Publicity Steps (Part 4)

Imagine that the largest bookstore chain has promised to carry your book. Now, imagine that the owner tells you that you can make changes in the way your book is displayed? What if you could convince the management to
  • show the front rather than the spine
  • place it in a special display rather than competing with other books on a long rack
  • bring up near the front of the store rather than leaving it on the back row.
Would you be interested?

Well, the world's largest bookstore, Amazon.com, gives authors many tools to influence their "position" in their store. Taking advantage of these tools can make the difference between your book being hidden in a corner and getting first class positioning.

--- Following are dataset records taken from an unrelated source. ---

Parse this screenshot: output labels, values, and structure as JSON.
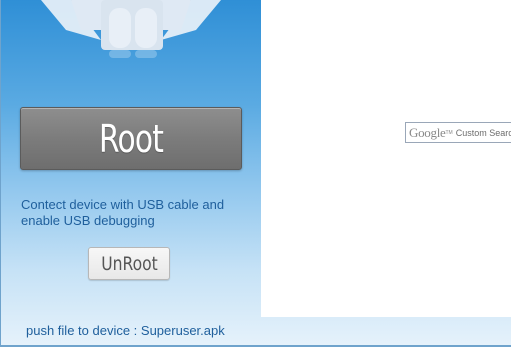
{
  "main": {
    "root_button_label": "Root",
    "instructions": "Contect device with USB cable and enable USB debugging",
    "unroot_button_label": "UnRoot"
  },
  "search": {
    "logo": "Google",
    "trademark": "TM",
    "placeholder": "Custom Search"
  },
  "status": {
    "text": "push file to device : Superuser.apk"
  },
  "icons": {
    "mascot": "android-robot-icon"
  }
}
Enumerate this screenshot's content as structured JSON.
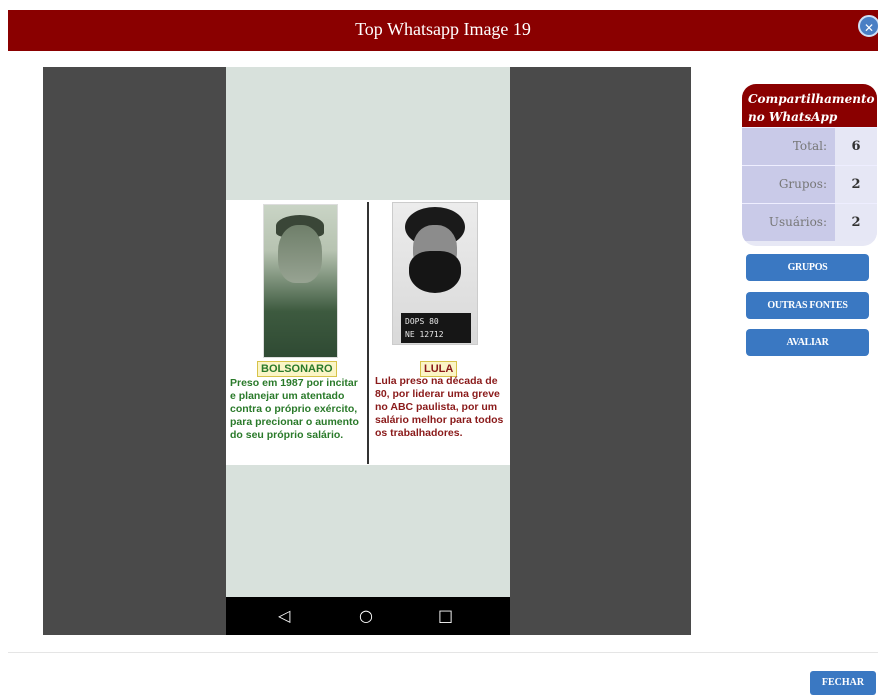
{
  "modal": {
    "title": "Top Whatsapp Image 19",
    "close_icon": "close-icon"
  },
  "image": {
    "left": {
      "name": "BOLSONARO",
      "text": "Preso em 1987 por incitar e planejar um atentado contra o próprio exército, para precionar o aumento do seu próprio salário."
    },
    "right": {
      "name": "LULA",
      "placard_line1": "DOPS 80",
      "placard_line2": "NE 12712",
      "text": "Lula preso na década de 80, por liderar uma greve no ABC paulista, por um salário melhor para todos os trabalhadores."
    },
    "navbar": {
      "back_icon": "◁",
      "home_icon": "○",
      "recents_icon": "□"
    }
  },
  "stats": {
    "title": "Compartilhamento no WhatsApp",
    "rows": [
      {
        "label": "Total:",
        "value": "6"
      },
      {
        "label": "Grupos:",
        "value": "2"
      },
      {
        "label": "Usuários:",
        "value": "2"
      }
    ]
  },
  "buttons": {
    "grupos": "GRUPOS",
    "outras_fontes": "OUTRAS FONTES",
    "avaliar": "AVALIAR",
    "fechar": "FECHAR"
  },
  "colors": {
    "header": "#8a0000",
    "accent": "#3a78c2",
    "panel_label": "#c9cae8",
    "panel_value": "#e6e7f5"
  }
}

We've already talked about such basics as putting up your book image and adding tags. Here are some more tools to put your book out front:

1) Start your Amazon Blog. You do this through Amazon Connect. You can either use the free blog they offer, or connect your blog to Amazon through an rss feed. Your blog entries will show up on your Amazon book page.

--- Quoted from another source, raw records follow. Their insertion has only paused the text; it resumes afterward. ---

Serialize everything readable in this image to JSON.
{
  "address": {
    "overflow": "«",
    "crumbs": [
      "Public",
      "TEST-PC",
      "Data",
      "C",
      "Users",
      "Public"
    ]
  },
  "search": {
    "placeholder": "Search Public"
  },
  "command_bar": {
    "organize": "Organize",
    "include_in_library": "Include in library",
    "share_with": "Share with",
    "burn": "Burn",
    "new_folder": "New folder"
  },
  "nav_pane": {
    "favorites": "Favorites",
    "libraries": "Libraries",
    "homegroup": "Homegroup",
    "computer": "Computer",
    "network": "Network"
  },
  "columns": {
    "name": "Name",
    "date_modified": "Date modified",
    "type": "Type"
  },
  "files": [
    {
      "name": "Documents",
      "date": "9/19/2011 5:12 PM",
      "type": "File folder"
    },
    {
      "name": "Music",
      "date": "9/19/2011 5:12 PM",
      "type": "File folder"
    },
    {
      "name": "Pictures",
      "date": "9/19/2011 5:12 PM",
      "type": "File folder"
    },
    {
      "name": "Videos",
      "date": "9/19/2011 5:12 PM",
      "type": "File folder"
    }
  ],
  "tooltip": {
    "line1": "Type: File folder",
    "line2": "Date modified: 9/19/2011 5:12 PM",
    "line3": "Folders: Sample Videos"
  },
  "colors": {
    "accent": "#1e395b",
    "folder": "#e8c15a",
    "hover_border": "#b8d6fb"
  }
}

2) Tags for Amazon Search. Put in search suggestions (staff will have to approve them) to show Amazon that your book should come up when certain terms/phrases are searched. (Don't put in over 10 yourself. If you want more terms, enlist the help of others.)

3) Listmania. Recommend top books in your field, including your own book. You do recommend it, right?

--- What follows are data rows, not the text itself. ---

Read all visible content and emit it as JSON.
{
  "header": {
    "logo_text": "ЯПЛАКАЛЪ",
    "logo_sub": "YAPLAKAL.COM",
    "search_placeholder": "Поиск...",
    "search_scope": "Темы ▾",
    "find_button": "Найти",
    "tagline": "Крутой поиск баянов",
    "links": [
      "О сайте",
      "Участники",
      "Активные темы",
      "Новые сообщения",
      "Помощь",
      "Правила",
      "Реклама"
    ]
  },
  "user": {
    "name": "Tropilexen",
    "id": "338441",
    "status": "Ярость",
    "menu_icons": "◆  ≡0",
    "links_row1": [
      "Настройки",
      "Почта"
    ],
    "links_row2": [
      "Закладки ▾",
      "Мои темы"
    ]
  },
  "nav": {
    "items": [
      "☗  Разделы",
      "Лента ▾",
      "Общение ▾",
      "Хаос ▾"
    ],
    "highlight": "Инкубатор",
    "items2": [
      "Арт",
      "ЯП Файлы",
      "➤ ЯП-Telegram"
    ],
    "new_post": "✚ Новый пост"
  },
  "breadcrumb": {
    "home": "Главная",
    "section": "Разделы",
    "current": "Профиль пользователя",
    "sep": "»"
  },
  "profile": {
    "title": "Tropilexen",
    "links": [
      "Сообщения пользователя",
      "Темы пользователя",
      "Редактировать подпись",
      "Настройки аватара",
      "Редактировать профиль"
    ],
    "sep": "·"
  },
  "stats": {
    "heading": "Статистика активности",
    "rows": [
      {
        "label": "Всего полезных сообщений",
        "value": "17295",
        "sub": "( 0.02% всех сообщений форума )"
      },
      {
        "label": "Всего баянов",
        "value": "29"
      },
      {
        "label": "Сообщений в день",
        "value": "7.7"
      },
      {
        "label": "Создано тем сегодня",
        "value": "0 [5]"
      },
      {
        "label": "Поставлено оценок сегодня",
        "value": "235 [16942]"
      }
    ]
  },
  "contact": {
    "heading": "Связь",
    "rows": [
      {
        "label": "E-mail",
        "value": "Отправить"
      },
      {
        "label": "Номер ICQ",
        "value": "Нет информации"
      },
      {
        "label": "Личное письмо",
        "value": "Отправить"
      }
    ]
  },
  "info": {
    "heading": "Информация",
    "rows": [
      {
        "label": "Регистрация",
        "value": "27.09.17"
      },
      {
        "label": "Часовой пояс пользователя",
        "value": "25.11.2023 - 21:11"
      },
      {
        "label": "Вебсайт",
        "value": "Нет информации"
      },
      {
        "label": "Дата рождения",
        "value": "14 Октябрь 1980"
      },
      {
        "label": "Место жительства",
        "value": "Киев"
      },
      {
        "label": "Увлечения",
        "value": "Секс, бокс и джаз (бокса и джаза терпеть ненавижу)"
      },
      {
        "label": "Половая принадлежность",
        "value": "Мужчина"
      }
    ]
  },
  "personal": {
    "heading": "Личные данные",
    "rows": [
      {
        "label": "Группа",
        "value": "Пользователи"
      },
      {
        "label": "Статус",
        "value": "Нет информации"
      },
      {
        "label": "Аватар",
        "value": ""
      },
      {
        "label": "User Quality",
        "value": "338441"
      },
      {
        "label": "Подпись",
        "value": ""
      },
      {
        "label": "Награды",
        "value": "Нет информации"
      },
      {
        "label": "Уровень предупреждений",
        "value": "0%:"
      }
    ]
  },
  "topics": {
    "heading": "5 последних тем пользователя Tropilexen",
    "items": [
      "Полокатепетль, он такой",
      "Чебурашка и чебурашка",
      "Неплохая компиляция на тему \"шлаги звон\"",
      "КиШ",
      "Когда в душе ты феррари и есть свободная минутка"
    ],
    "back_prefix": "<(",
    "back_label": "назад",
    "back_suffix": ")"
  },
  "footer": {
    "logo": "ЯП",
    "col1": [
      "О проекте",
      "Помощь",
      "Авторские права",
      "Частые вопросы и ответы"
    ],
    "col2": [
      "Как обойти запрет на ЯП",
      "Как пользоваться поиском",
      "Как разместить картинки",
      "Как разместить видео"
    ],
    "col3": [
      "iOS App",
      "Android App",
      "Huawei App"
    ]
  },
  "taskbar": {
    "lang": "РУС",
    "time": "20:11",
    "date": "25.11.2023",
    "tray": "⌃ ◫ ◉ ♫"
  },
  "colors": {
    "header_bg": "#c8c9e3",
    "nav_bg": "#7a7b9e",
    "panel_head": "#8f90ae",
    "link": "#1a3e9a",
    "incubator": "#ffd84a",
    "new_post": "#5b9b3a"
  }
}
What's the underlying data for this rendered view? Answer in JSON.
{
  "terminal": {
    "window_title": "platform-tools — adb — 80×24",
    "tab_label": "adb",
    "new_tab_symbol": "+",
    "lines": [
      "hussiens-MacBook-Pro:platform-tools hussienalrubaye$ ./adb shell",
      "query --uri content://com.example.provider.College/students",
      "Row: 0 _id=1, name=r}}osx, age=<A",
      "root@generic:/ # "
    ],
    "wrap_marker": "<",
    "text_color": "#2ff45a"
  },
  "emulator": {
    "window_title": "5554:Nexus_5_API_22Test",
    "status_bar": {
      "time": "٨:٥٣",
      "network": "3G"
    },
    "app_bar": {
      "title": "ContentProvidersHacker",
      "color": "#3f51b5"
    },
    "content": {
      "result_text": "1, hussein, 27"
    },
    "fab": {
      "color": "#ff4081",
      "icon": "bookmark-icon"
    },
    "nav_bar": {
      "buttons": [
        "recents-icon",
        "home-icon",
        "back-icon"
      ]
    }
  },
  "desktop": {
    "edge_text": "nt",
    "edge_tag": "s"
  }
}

4) Consider participating in the Amazon Upgrade program, by which customers who purchase your book on Amazon can choose to pay a bit more and access the book digitally (online). They can't download it, but they can search each page.

5) Participate in Amazon forums. (You should find some displayed at the bottom of your book page.)

Here's a general page on Amazon to help authors get started on maximizing their exposure on Amazon.

Follow Amazon's Rules

You don't want to be a pest, or get in trouble with Amazon. So follow their helpful rules for involvement in their communities. I think it's fine to put your name at the end of a comment on a forum and under it put, "Author of...." But beyond that, answer people's questions rather than advertise your product. Don't be obnoxious. Don't cut down your competition, use profanity, put in live links, etc.